Recycling is broken. Can these robots help?

We're in the middle of a full-fledged international recycling crisis. The only hope may be to deal with the mess ourselves.

Robots step in to fix recycling mess We're in the middle of a full-fledged international recycling crisis. The only hope may be to deal with the mess ourselves.

Here's a fact that may strike you as bonkers: The complex where I live in a beach city adjacent to Los Angeles doesn't offer tenants a waste recycling option. For we steadfast few who insist on separating our plastics and papers, the only option is a trip to a local recycling center.

But I'm hardly alone. Turns out tens of millions of Americans don't have easy access to waste recycling programs. With recent news that China, which has been doing the lion's share of our recycling for decades, will no longer be accepting waste from the U.S., it's possible millions more will lose the service.

Worse still, recycling has never been all that efficient. "When the U.S. was sending much of its paper and plastic trash to China, for more than two decades, the bales were often so poorly sorted that they contained garbage," writes Adele Peters in a recent Fast Company piece. "The system never extracted the full value from those materials."

Robots, it turns out, could be a big part of the solution by upending the broken economics of recycling, which is why we started offshoring the job to China in the first place. Researchers at MIT/CSAIL, for example, have developed a robotic platform that can sort various items by touch. It uses sensors in its hands to determine the size and texture of waste materials like paper, plastic, and metal, and it sorts accordingly. 

Another company, ZenRobotics, combines data from multiple sensors along a waste stream to create an accurate real-time analysis. The robots use the sensor data to make autonomous decisions on how to grasp and sort objects. 

AMP Robotics is another example of a company combining robotics, machine vision, and AI to make recycling faster and cheaper, raising the possibility that we can onshore our waste disposal.

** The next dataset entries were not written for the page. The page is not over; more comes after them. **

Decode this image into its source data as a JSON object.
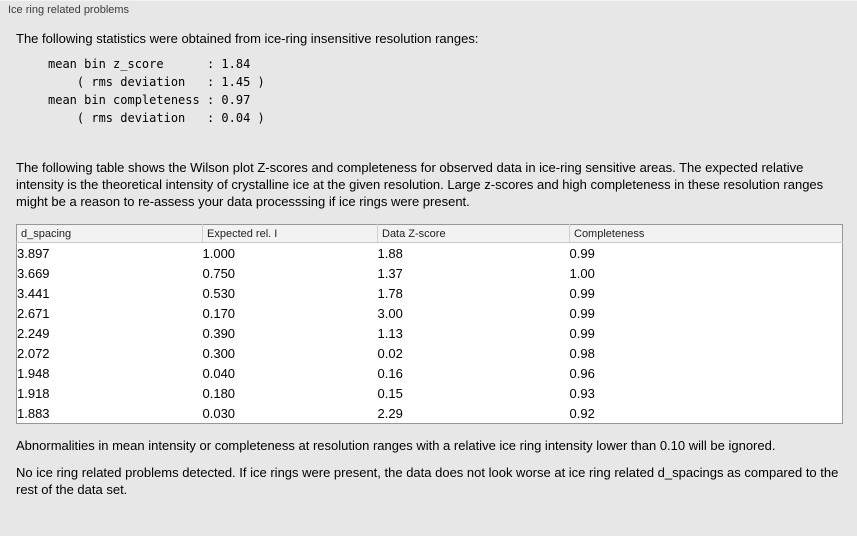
{
  "panel": {
    "title": "Ice ring related problems"
  },
  "intro": {
    "text": "The following statistics were obtained from ice-ring insensitive resolution ranges:"
  },
  "stats": {
    "lines": [
      "mean bin z_score      : 1.84",
      "    ( rms deviation   : 1.45 )",
      "mean bin completeness : 0.97",
      "    ( rms deviation   : 0.04 )"
    ]
  },
  "description": {
    "text": "The following table shows the Wilson plot Z-scores and completeness for observed data in ice-ring sensitive areas. The expected relative intensity is the theoretical intensity of crystalline ice at the given resolution. Large z-scores and high completeness in these resolution ranges might be a reason to re-assess your data processsing if ice rings were present."
  },
  "table": {
    "columns": [
      "d_spacing",
      "Expected rel. I",
      "Data Z-score",
      "Completeness"
    ],
    "rows": [
      [
        "3.897",
        "1.000",
        "1.88",
        "0.99"
      ],
      [
        "3.669",
        "0.750",
        "1.37",
        "1.00"
      ],
      [
        "3.441",
        "0.530",
        "1.78",
        "0.99"
      ],
      [
        "2.671",
        "0.170",
        "3.00",
        "0.99"
      ],
      [
        "2.249",
        "0.390",
        "1.13",
        "0.99"
      ],
      [
        "2.072",
        "0.300",
        "0.02",
        "0.98"
      ],
      [
        "1.948",
        "0.040",
        "0.16",
        "0.96"
      ],
      [
        "1.918",
        "0.180",
        "0.15",
        "0.93"
      ],
      [
        "1.883",
        "0.030",
        "2.29",
        "0.92"
      ]
    ]
  },
  "footnote": {
    "text": "Abnormalities in mean intensity or completeness at resolution ranges with a relative ice ring intensity lower than 0.10 will be ignored."
  },
  "conclusion": {
    "text": "No ice ring related problems detected. If ice rings were present, the data does not look worse at ice ring related d_spacings as compared to the rest of the data set."
  }
}
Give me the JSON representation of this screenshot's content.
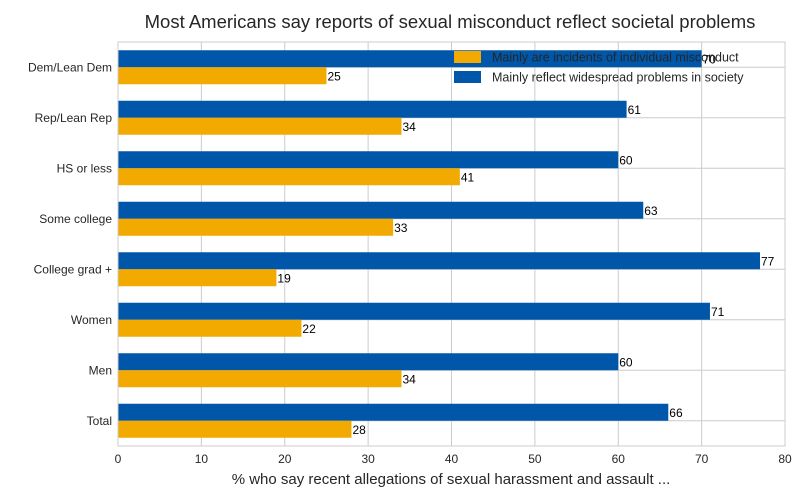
{
  "chart_data": {
    "type": "bar",
    "orientation": "horizontal",
    "title": "Most Americans say reports of sexual misconduct reflect societal problems",
    "xlabel": "% who say recent allegations of sexual harassment and assault ...",
    "ylabel": "",
    "xlim": [
      0,
      80
    ],
    "xticks": [
      0,
      10,
      20,
      30,
      40,
      50,
      60,
      70,
      80
    ],
    "grid": true,
    "legend_position": "top-right",
    "categories": [
      "Dem/Lean Dem",
      "Rep/Lean Rep",
      "HS or less",
      "Some college",
      "College grad +",
      "Women",
      "Men",
      "Total"
    ],
    "series": [
      {
        "name": "Mainly are incidents of individual misconduct",
        "color": "#f2a900",
        "values": [
          25,
          34,
          41,
          33,
          19,
          22,
          34,
          28
        ]
      },
      {
        "name": "Mainly reflect widespread problems in society",
        "color": "#0056a8",
        "values": [
          70,
          61,
          60,
          63,
          77,
          71,
          60,
          66
        ]
      }
    ]
  }
}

The system works much like a conventional automated pick-and-place system in a logistics warehouse. Waste items stream along a conveyor belt under the watchful eye of a camera. The system identifies items by type and a robotic picker with a vacuum end effector snatches items and flings them into appropriate bins.

But the easy explanation belies a huge challenge. Namely, garbage is gross. Things get crushed, making like items -- bottles, for example -- drastically different in size and shape. Food debris and liquids smudge or obscure labels and discolor packaging. Boxes are torn and food containers shredded.

The company solved the problem with a proprietary AI platform called AMP Neuron, which uses advanced computer vision and machine learning to train itself to identify items after processing millions of material images. The machine teaches itself to look for visual attributes like texture and size. Over time, and millions of cases of trial and error, it's become extremely accurate at identifying materials, committing identification errors in less than 2 percent of cases. That's more accurate than human counterparts, who work mind-numbingly long shifts bent over refuse. 

The machine vision approach also gives AMP the ability to capture data on the entire supply of refuse, information that can be fed back to recycling administers to determine how effective their programs are at collecting the right kinds of materials and sorting the right sorts of items.

Because the system is set up to learn from its environment, it can be applied to several kinds of recycling. For example, AMP is helping California-based electronics recycling company ERI. The robot in that case is performing 70 picks per minutes sorting through discarded disposed electronics. 

With increased efficiency and throughput, the economics of recycling begin to make sense. As cities around the country mull the future of their recycling programs, technology is offering a ray of hope.